Es así como cabe entender la decisión adoptada por El Cairo de ceder a su patrono saudí –tras seis años de negociación– las estratégicas islas de Tiran y Sanafir, ubicadas en la embocadura del golfo de Aqaba. Aunque el régimen egipcio ha intentado que la atención mediática se concentrara en el plan para construir un puente que una físicamente a Egipto y Arabia Saudí, no se han hecho esperar (incluso en el seno del Consejo Supremo de las Fuerzas Armadas) las reacciones a lo que se interpreta como una sumisión inaceptable. El proyecto para construir dicho puente –de unos 100km de longitud y hasta 100 de vano para permitir el tráfico civil y militar hacia el puerto jordano de Aqaba y el israelí de Eliat, con un coste estimado en no menos de 4.000 millones de dólares– es lo que seguramente el maestro Hitchcock llamaría un macguffin, que ya Mubarak y hasta Morsi usaron en su día con poco éxito. En su nueva versión tampoco se han aportado detalles sobre un posible calendario, su efecto medioambiental o su financiación. En consecuencia, es bastante probable que vuelva a quedar nuevamente en el olvido, dado que su rentabilidad económica tampoco queda justificada en la actualidad ante los limitados intercambios comerciales bilaterales.
Por el contrario, si finalmente se confirma la transferencia de las dos islas a manos saudíes, es obvio que Riad habrá logrado incrementar el control de las aguas circundantes y dejar clara su influencia sobre Egipto (sin que Israel haya planteado objeción alguna).
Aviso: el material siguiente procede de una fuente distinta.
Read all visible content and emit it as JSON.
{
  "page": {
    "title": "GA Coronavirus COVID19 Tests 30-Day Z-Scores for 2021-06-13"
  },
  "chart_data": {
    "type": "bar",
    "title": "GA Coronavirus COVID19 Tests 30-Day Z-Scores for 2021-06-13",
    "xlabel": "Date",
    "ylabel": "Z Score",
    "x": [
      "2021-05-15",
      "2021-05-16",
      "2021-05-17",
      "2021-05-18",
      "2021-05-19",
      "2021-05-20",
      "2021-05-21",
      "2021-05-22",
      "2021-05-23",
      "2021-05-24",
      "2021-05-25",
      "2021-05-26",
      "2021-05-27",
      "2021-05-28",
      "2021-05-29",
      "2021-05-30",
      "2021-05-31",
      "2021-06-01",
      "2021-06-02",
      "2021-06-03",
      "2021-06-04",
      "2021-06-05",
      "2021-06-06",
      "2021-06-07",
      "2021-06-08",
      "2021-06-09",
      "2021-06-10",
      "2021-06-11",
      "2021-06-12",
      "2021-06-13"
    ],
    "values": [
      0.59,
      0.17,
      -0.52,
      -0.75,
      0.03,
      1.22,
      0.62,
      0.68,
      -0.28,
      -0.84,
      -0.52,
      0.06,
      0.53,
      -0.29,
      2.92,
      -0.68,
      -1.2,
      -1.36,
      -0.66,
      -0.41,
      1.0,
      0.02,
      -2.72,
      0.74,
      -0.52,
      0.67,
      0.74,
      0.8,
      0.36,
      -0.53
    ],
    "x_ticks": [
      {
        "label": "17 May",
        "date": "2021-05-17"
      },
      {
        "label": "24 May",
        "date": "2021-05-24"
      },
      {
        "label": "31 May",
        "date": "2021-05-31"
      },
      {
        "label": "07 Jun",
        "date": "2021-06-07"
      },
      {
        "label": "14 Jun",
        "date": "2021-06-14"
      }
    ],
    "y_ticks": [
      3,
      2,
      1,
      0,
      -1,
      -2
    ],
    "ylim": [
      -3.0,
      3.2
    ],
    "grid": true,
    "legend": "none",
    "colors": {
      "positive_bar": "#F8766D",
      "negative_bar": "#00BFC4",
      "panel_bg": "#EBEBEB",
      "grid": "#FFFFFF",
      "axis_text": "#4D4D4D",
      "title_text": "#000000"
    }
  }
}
En cuanto a la visita real a Turquía, más allá de las formalidades, cabe entenderla como parte del proceso en el que está inmerso el régimen saudí para frenar por todos los medios la reintegración de Irán en la escena regional como pretendido líder. Esa pretensión también provoca preocupación en Ankara –basta para comprobarlo con mirar a Siria, donde turcos y saudíes apoyan a grupos rebeldes como Jaish al Fatah, en el que también hay elementos del Frente al Nusra y de los salafistas de Ahrar al Sham– y de ahí que se vaya abriendo un creciente espacio de colaboración entre quienes, en todo caso, mantienen discrepancias como, por ejemplo, en relación con los Hermanos Musulmanes. Pero también en este punto se percibe un progresivo cambio de enfoque en el régimen saudí, dado que el acceso de Salman al trono ha supuesto un giro en su política exterior que incluye la necesidad y conveniencia de retomar el contacto con una organización a la que Turquía da apoyo y acogida en su territorio, lo que le permite convertirse en facilitador de futuros contactos.
Si a eso se le suma el visible descontento que tanto Ankara como Riad muestran con respecto a lo que consideran un pusilánime liderazgo estadounidense en la región y la necesidad turca de contar con financiación exterior para concretar algunos de los llamativos planes de Erdoğan, se entiende aún mejor el recibimiento prestado.